Within his body, John carries a souvenir of his days with the Parachute Regiment serving in Helmand Province.

It’s a fully intact bullet aimed at him by a Taliban fighter with the intention of ending his life - and it so nearly succeeded.

The round is embedded close to his spine, so close surgeons decided that attempting to remove it was too dangerous, so John has spent two decades carrying this reminder of his time in Afghanistan everywhere he goes.

'I was incredibly lucky and incredibly unlucky at the same time'

“I’ve learned to live with it,” he told me, showing the small scar where the bullet entered his side.

“I can feel it, but there is no pain, it’s just a nuisance when we go on holiday and it sets the security machines off.”

John is softly spoken and matter-of-fact as he describes two tours of Afghanistan, seeing friends and comrades killed and injured but never believing it could happen to him until it did.

He is able to describe in great detail what it feels like to be shot, likening it to being struck in the chest with a baseball bat but with no pain.

'I pulled my hand away and it was just red everywhere': John initially thought the bullet missed him, then he saw the blood

It is only when he talks about what happened next and the people who risked their own lives to save his that he becomes emotional and you can see that small piece of metal isn’t the only thing he’s been carrying with him every day since.

It was standard practice in those days when allied forces were suffering heavy casualties for Chinook helicopters to fly in to extract wounded soldiers and get them to expert medical care as quickly as possible.

That hadn’t been an option on the day John was hit, the firefight was so fierce an incoming helicopter would almost certainly have been shot down by the Taliban.

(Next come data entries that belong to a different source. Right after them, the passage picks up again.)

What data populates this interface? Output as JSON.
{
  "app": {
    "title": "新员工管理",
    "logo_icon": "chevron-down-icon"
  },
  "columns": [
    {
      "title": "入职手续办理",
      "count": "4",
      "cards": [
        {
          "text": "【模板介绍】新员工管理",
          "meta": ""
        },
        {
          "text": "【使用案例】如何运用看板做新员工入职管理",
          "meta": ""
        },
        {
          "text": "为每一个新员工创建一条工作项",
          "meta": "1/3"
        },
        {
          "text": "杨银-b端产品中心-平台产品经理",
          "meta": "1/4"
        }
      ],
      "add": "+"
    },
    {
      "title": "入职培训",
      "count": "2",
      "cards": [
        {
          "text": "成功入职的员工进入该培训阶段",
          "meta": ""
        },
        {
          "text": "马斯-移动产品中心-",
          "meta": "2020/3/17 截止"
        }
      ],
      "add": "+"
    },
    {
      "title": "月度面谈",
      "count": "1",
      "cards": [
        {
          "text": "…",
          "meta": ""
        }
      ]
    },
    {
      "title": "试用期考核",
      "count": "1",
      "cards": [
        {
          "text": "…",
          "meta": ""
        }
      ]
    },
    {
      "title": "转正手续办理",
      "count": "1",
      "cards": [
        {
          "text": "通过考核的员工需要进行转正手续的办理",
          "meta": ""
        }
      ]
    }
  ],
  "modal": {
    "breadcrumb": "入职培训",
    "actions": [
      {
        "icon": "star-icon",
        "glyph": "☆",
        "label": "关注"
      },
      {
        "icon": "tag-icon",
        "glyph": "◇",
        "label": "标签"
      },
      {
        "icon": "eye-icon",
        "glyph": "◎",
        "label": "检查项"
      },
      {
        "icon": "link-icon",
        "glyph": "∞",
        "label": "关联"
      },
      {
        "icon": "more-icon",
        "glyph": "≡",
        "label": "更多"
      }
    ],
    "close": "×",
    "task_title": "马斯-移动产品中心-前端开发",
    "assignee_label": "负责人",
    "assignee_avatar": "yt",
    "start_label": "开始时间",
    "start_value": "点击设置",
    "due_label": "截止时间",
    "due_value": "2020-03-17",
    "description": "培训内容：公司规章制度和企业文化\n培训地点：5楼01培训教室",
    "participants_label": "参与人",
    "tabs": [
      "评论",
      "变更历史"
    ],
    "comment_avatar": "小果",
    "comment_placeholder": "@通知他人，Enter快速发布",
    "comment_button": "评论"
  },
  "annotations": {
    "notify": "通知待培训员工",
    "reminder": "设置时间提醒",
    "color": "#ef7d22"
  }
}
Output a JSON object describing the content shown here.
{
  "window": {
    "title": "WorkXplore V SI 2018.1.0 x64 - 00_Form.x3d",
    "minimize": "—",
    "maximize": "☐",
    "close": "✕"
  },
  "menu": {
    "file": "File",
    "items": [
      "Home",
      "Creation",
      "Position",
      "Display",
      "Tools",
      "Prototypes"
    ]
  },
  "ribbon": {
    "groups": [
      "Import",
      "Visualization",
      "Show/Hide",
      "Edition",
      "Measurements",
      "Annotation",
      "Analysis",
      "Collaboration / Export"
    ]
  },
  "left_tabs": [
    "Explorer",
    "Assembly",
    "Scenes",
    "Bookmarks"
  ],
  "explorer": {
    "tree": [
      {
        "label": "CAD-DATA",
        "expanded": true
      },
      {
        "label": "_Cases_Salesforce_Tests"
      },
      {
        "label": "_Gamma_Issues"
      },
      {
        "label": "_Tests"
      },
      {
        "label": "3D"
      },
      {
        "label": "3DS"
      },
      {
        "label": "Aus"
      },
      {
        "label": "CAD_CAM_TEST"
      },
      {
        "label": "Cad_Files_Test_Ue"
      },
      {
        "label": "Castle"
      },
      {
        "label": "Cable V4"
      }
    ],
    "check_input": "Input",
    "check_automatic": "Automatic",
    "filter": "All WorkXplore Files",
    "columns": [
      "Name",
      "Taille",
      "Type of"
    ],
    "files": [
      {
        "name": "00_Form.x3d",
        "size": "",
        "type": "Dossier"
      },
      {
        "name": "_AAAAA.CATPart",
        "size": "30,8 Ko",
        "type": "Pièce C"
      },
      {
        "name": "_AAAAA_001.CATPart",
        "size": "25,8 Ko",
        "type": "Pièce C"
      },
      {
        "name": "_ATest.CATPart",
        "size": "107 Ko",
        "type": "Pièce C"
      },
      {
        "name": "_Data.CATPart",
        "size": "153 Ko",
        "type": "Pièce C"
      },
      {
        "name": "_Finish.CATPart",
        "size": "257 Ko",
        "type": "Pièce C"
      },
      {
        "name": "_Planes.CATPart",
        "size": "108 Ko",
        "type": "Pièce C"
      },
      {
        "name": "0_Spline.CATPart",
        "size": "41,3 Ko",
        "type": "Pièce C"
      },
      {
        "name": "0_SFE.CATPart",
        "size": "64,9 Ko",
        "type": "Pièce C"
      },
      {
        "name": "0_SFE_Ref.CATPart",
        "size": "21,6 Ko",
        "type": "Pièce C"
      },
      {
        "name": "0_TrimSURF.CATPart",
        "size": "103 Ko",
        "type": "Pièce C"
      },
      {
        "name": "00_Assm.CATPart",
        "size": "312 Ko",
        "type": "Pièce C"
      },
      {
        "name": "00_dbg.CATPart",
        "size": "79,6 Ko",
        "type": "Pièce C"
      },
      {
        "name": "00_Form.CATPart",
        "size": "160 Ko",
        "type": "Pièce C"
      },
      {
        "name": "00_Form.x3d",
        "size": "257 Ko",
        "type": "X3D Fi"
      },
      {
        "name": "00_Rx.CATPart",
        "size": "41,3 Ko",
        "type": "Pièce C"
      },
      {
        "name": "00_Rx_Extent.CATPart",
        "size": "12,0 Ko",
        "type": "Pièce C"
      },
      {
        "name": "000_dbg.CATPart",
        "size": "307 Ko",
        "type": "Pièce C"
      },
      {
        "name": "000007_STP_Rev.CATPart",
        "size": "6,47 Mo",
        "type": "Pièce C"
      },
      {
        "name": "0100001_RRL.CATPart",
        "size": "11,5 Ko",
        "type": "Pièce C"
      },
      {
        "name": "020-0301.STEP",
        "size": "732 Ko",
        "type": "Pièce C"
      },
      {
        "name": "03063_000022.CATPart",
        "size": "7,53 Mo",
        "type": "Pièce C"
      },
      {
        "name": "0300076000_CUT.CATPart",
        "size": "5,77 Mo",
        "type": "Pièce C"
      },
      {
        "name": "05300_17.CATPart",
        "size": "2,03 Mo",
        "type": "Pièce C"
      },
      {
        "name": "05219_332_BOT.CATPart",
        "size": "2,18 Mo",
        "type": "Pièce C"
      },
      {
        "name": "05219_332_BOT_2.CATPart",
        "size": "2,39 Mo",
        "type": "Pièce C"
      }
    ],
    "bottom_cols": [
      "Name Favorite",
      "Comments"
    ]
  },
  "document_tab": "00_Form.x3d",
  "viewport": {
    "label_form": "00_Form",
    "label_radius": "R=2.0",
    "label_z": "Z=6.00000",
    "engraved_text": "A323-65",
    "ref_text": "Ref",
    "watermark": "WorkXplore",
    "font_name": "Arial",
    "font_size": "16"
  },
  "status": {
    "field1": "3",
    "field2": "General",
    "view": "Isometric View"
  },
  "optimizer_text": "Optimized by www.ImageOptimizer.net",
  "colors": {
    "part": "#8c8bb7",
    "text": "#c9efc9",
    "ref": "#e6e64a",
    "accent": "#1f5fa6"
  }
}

It was left to John Dippnall’s Para mates to keep him alive, working on him in a ditch under fire while another group of comrades launched a desperate rescue bid in ground vehicles.

“They volunteered to get me and didn’t bother sweeping the area for IEDs (booby trap explosives), just drove straight in,” he said.

'They had to open me up on the helicopter': John says he died six times on the helicopter

John’s story came close to ending a short time later when it was possible for a helicopter to fly him to the main military hospital at Camp Bastion.

“I crashed on the journey” is the way he describes the multiple occasions his heart stopped beating.

“Six times I died and six times they brought me back”.

John Dippnall was unable to continue his military career. He lost part of a lung, his spleen and a kidney.

John Dippnall is lucky to be alive.

Today he is happily settled into a new life as an electrical engineer and father of two sons and a daughter, but he admits Afghanistan and all that happened there is often on his mind.

It can happen when he is driving and he will pull off the road until the emotions have passed.

One day, when the security situation allows, he would like to return but more than anything else he would like an opportunity to thank the people who disregarded their own safety to give him the life he has today.